We suggest using pipettes to place the color, for a more controlled pour as well as for development of fine motor skills. Additionally, you can add shaving cream for even more fluffy fun! The best part? It’s a five minute setup.
4. Color Matching
This activity uses washi tape and magnetic chips, but it can easily be modified to use whatever materials you have on hand. You could just as easily draw or paint the lines, and use Pom Poms, beads, or buttons instead! This activity combines color-matching with fine motor development.
Picking up the chip and placing it in a line gets those little fingers working hard! Children begin to differentiate colors around 18 months, so we recommend this activity for around that age. All children are different and learn at their own speed though! Activities like this are a great way to begin and practice color recognition!
5. Easter Egg Scissor Skills
Grab a stack of colorful construction paper and make these easy DIY cutting cards! This is a great and festive way to practice scissor skills with your toddlers and preschoolers. Simply cut an egg shape in a stack of construction paper, so you can cut several at once and save time.

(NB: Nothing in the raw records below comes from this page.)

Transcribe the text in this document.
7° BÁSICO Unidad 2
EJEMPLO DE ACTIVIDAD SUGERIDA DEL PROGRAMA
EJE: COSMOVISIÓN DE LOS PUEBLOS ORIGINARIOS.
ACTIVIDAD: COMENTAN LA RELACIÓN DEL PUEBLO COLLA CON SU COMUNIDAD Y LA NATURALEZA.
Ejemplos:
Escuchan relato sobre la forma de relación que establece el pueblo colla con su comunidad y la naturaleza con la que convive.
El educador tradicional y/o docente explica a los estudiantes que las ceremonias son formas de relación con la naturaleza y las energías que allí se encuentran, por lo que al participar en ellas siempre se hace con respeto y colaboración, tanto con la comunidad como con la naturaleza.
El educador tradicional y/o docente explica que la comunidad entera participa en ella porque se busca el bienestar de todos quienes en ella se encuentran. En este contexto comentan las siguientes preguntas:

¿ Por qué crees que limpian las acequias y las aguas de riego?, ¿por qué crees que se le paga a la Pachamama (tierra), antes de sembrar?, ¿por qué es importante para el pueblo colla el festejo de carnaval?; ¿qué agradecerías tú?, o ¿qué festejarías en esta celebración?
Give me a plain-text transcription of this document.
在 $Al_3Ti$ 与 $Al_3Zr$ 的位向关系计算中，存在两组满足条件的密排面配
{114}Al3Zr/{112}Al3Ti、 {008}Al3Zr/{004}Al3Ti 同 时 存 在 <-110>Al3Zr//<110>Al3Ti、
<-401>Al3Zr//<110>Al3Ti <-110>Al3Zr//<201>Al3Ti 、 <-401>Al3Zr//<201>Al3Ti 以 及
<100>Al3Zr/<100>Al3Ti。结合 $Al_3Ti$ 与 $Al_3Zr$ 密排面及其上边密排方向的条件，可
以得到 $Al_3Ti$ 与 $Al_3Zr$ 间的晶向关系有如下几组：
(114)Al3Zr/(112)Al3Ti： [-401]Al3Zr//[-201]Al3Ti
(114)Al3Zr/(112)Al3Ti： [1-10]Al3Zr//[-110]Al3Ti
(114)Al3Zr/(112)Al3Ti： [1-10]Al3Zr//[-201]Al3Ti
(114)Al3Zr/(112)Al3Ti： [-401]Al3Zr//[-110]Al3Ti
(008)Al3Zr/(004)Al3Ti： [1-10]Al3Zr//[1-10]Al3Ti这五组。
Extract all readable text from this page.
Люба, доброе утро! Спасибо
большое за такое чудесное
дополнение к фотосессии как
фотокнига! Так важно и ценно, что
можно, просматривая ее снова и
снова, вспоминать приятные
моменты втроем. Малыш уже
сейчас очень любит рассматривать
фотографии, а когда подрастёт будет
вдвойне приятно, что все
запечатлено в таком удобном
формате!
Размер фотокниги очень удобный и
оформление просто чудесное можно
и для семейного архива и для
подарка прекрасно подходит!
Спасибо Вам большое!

Then, draw some Easter egg designs that your little one can use to practice cutting on a variety of line types. You can also incorporate different colors, or even arrows to teach them to cut in certain directions. They’ll be having fun using scissors, while also working on fine motor skills and hand-eye coordination.
6. Easter Pom Pom Push
The day after pizza night is the perfect opportunity to try out this activity. A pompom push is just some holes in a box your child can push pom poms into! You simply draw on the box, cut holes big enough for a pompom and invite your child to push them in. So simple but so fun!
This craft doesn’t need to be Easter themed: you can change up the drawings to suit the season or even your mood. It develops fine motor skill and finger dexterity by having your little ones place an item into a small hole. You can play both color matching and speed games with this activity.
Fine motor skills involve coordinated efforts of the brain and muscles. There are tons of ways to strengthen these muscles and practice coordination using simple everyday materials you can find around your house! We suggest that you not only try some of these ideas out, but use them as a launching pad for even more creative activities in the future.